Quell’impianto era però inutile e mai previsto dai piani regionali: «Né del resto, come si vedrà tra poco, in quella parte del Lazio vi era alcun bisogno di un altro impianto di termovalorizzazione – scrive il Gip – (…) e incomprensibile è il motivo per cui la Regione Lazio avrebbe dovuto approvare l’impianto, visto che in quella zona c’erano già due termovalorizzatori, rispettivamente a Colleferro e a San Vittore, mentre a nord esisteva solo quello, peraltro in corso di realizzazione, di Malagrotta».
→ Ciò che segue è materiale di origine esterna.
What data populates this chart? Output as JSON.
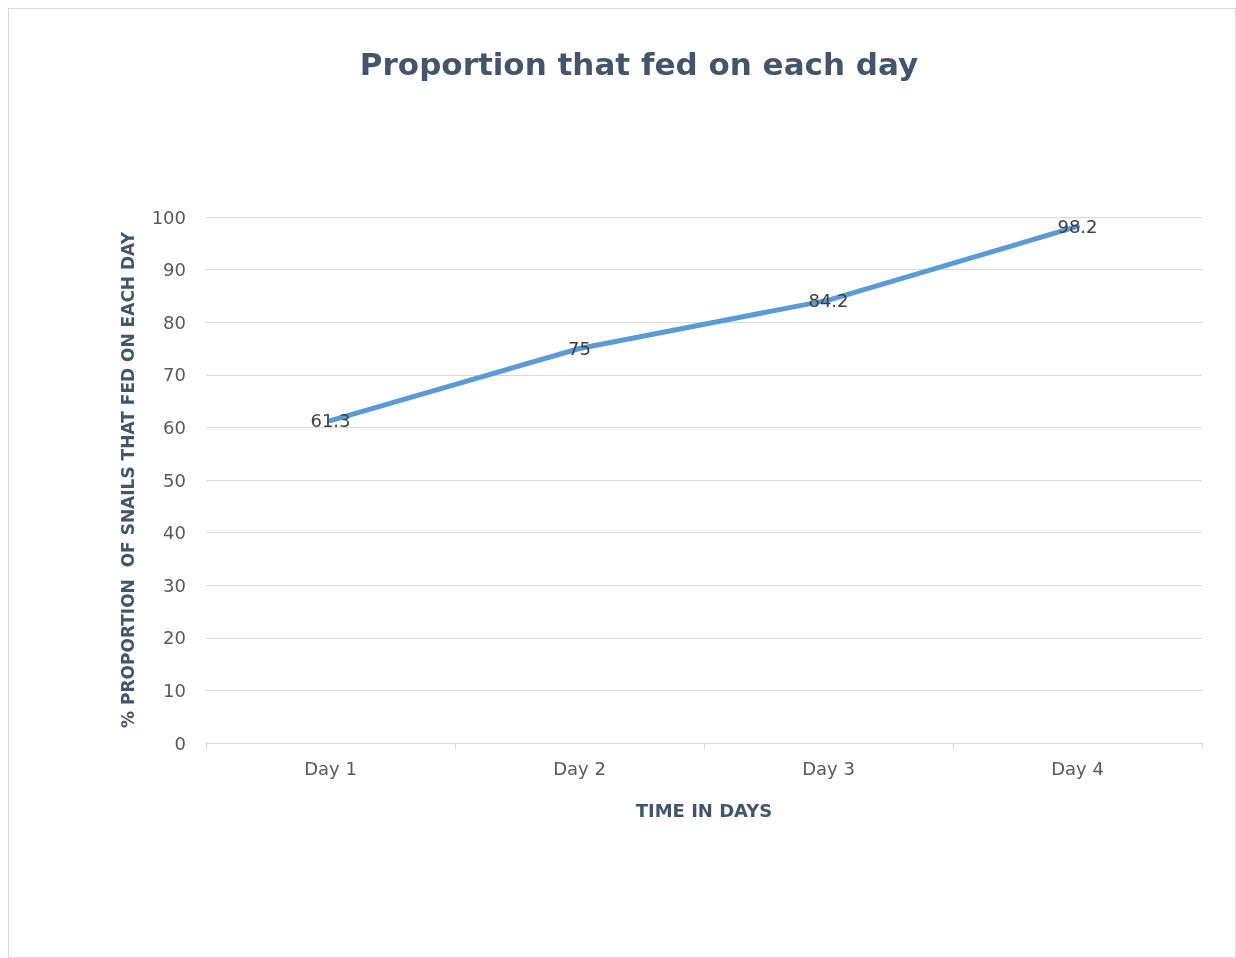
{
  "chart_data": {
    "type": "line",
    "title": "Proportion that fed on each day",
    "xlabel": "TIME IN DAYS",
    "ylabel": "% PROPORTION  OF SNAILS THAT FED ON EACH DAY",
    "categories": [
      "Day 1",
      "Day 2",
      "Day 3",
      "Day 4"
    ],
    "series": [
      {
        "color": "#5b9bd5",
        "values": [
          61.3,
          75,
          84.2,
          98.2
        ]
      }
    ],
    "ylim": [
      0,
      100
    ],
    "yticks": [
      0,
      10,
      20,
      30,
      40,
      50,
      60,
      70,
      80,
      90,
      100
    ],
    "grid": "y",
    "data_labels": true,
    "marker": "none",
    "line_style": "solid"
  }
}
Ad aiutare Cerroni entra a questo punto in gioco anche la politica regionale. L’allora assessore Filiberto Zaratti – oggi deputato di Sel – si era opposto alla realizzazione dell’impianto, tanto che il suo ufficio aveva, nel marzo 2008, negato l’autorizzazione integrata ambientale. Per i magistrati in questa fase diventa cruciale il ruolo di Mario Di Carlo, che – proprio in quel periodo – si stava preparando a sostituire Zaratti nella delega sui rifiuti. Alla fine – con la firma di un decreto da parte di Piero Marrazzo – il momentaneo blocco dell’impianto viene superato e Cerroni può cantare vittoria. Il tutto grazie ad un sistema di pressione continua sulla politica e sui dirigenti regionali arrestati ieri, secondo la tesi della procura di Roma.
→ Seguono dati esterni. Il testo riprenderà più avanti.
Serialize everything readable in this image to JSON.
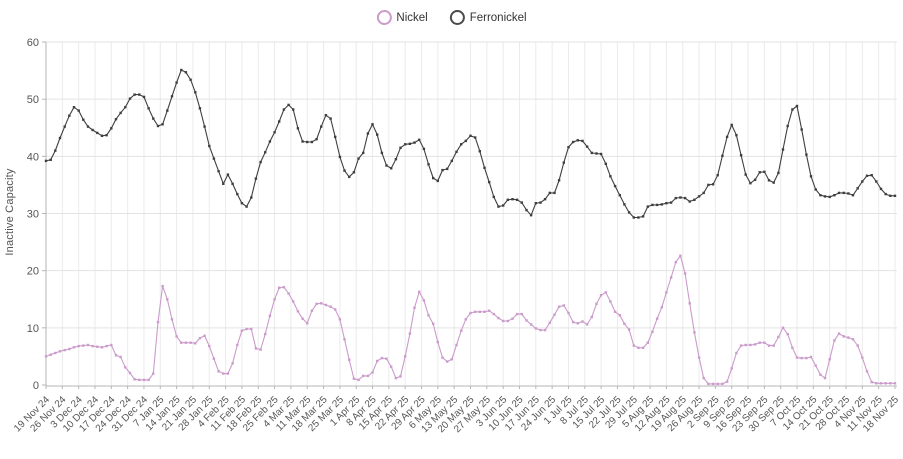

Le ultime indagini in ordine di tempo hanno riguardato anche la gestione del sistema di rifiuti a Borgo Montello, in provincia di Latina, dove il gruppo Cerroni controlla una parte della seconda discarica del Lazio. In questo territorio si sta giocando una battaglia senza esclusione di colpi per il controllo degli impianti di trattamento dei rifiuti destinati probabilmente a sostituire anche Malagrotta. Tre sono i «Tmb» previsti (sistemi che producono il combustibile per gli inceneritori trattando la monnezza), per una capacità pari a tre volte la produzione della zona. Ad Aprilia una società locale – la Rida Ambiente – ha investito doversi milioni di euro per realizzare un sistema alternativo alle discariche, diventando – per i magistrati – un pericoloso concorrente per il gruppo di Manlio Cerroni. Una battaglia senza esclusione di colpi quella che l’avvocato di Pisoninano avrebbe combattuto contro l’azienda rivale, ottenendo dalla Regione Lazio una vera e propria politica ostruzionistica, è l’ipotesi di accusa della procura. E proprio qui il braccio destro di Cerroni, Bruno Landi, sta da mesi affrontando un’altra delicata indagine per avvelenamento delle acque: mentre i colossi della monnezza si sono contesi il territorio, le falde acquifere hanno assorbito quantità enormi di metalli pesanti, trasformando l’antica pontina in un inferno.